Finding Voice, Part Five: Reclaiming Revelation as Modern Reality

Author's Note: Part Five of a series on Finding Voice. This is an essential part of the contribution of Hebrew Mysticism, often referred to as Kabbalah, to the great symphony of World Spirituality. Read Part One, Part Two, Part Three, and Part Four.

A Great Voice That Does Not Cease
Some teachers have taught that the revelation heard long ago at Mount Sinai when God spoke to human beings was an event occurring once in the lifetime of the universe, calling it according to its biblical phrasing, "A great voice which did not continue." Again, the mystics insist that another reading is possible. In the original Hebrew, the phrase "did not continue" can paradoxically be read as "did not cease." The voice of Sinai is accessible even after the echoes of the original revelation are long since lost in the wind. The voice of revelation has never ended.

So if the voice still continues, in what form does it live on?

It thrives in the voice of the human being who speaks from the silence. This is what I have termed Silence of Presence. When we listen deeply, we are able to uncover the God-voice within us. We become present in the silence. We are called by the presence—the God-voice within us—that wells up from the silence.

Indeed the entire cultural-spiritual enterprise of the Judaic spirit in the post-biblical age is to hear the voice, even in—some would say especially in—the silence. The biblical age ended when God stopped talking. For the Buddhist, even if one were to assume some notion of divinity, there is clearly no such absurdity as a talking God. For the Hebrew however, the essence of divinity is a talking God. Indeed the Hebrew God of the Bible talks almost endlessly, pouring out twenty-four books of divinely spoken or inspired word: the Hebrew canon.

What to do then when God stops talking and retreats into silence? In the interpretive reaction to this silence Judaism and early Christianity parted ways. For Christianity, the cessation of speech by a talking God could only be a portent of divine withdrawal of favor. They interpreted the silence as a silence of absence. God no longer talked to the Hebrews for he had chosen a New Israel. The post-prophetic Hebrews, however, refused to accept this understanding of God's silence. This is the silence, not of abandonment they insisted, but of mature love. It is not silence of absence but silence of presence.

Imbued with intense and profound religious passion they listened to the silence and insisted that they heard God talking. That speech is the Halachic enterprise, which insists on the radical presence of the divine in every facet of existence. It is only in this sense that we understand the rabbinic comment after the temple's destruction, "God's presence in this world now rests in the four cubits of Halacha." It is not a statement of dejection or resignation; it is rather the confident commitment of the lover.

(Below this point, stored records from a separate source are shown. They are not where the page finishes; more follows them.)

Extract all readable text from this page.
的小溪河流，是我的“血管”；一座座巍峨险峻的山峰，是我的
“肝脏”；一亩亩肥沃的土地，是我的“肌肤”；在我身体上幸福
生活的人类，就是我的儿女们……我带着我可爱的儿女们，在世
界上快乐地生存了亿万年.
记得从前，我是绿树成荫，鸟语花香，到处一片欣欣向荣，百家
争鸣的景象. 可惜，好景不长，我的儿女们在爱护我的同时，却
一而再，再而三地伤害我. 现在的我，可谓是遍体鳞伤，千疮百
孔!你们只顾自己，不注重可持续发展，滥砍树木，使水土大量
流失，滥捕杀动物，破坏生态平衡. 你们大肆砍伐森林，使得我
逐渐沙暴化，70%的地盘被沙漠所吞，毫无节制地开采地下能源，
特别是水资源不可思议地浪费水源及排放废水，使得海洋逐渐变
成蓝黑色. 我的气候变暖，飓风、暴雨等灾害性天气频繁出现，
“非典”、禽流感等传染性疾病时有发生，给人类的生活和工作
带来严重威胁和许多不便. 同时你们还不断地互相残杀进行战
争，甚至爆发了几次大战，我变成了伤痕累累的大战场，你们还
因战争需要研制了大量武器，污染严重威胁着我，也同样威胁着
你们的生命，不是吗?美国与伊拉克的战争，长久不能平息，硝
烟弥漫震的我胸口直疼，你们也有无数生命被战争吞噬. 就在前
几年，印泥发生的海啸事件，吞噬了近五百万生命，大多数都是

The word "prophet" in Hebrew is navi, meaning literally speech. Divine speech will no longer be channeled through a prophetic elite. The temple—symbol of the prophetic period—is no more. The divine voice—presence in absence, silence of presence—can be heard by all lovers who long and listen. All speech is potentially prophetic.

Learning the Language of God
Moses is the prophet par excellence and yet the Zohar suggests that Moses lives in every generation. For Moses is the model of the called human being. Indeed as the Kabbalists point out, the word Moses spelled backward is Ha Shem, meaning "the name." Importantly, Ha-shem in biblical Hebrew also is the most common reference to God's name. When you respond to your call and realize your soul print, fully becoming your name, you become one with God. When Moses did this, he found his voice; he became a prophet.

In the beginning of the book of Exodus, Moses is described as stuttering, unable to speak clearly. He says, "Who am I to go to Pharaoh, I am not a man of words." And yet by the end of the five books, Moses gives great and powerful speeches to Pharaoh, to the people, even to God. The beginning of the last biblical book, called Deuteronomy (which in Hebrew is Devarim, meaning "words"), opens with the sentence, "And these are the words that Moses spoke." Moses, who in the book of Exodus says, "I am not a man of words," has become the ultimate man of words. He now speaks the word of God. When we find our voice, when we connect with our inner soul print, then divine energy courses through us and we are able, each in our own way, to speak the word of God.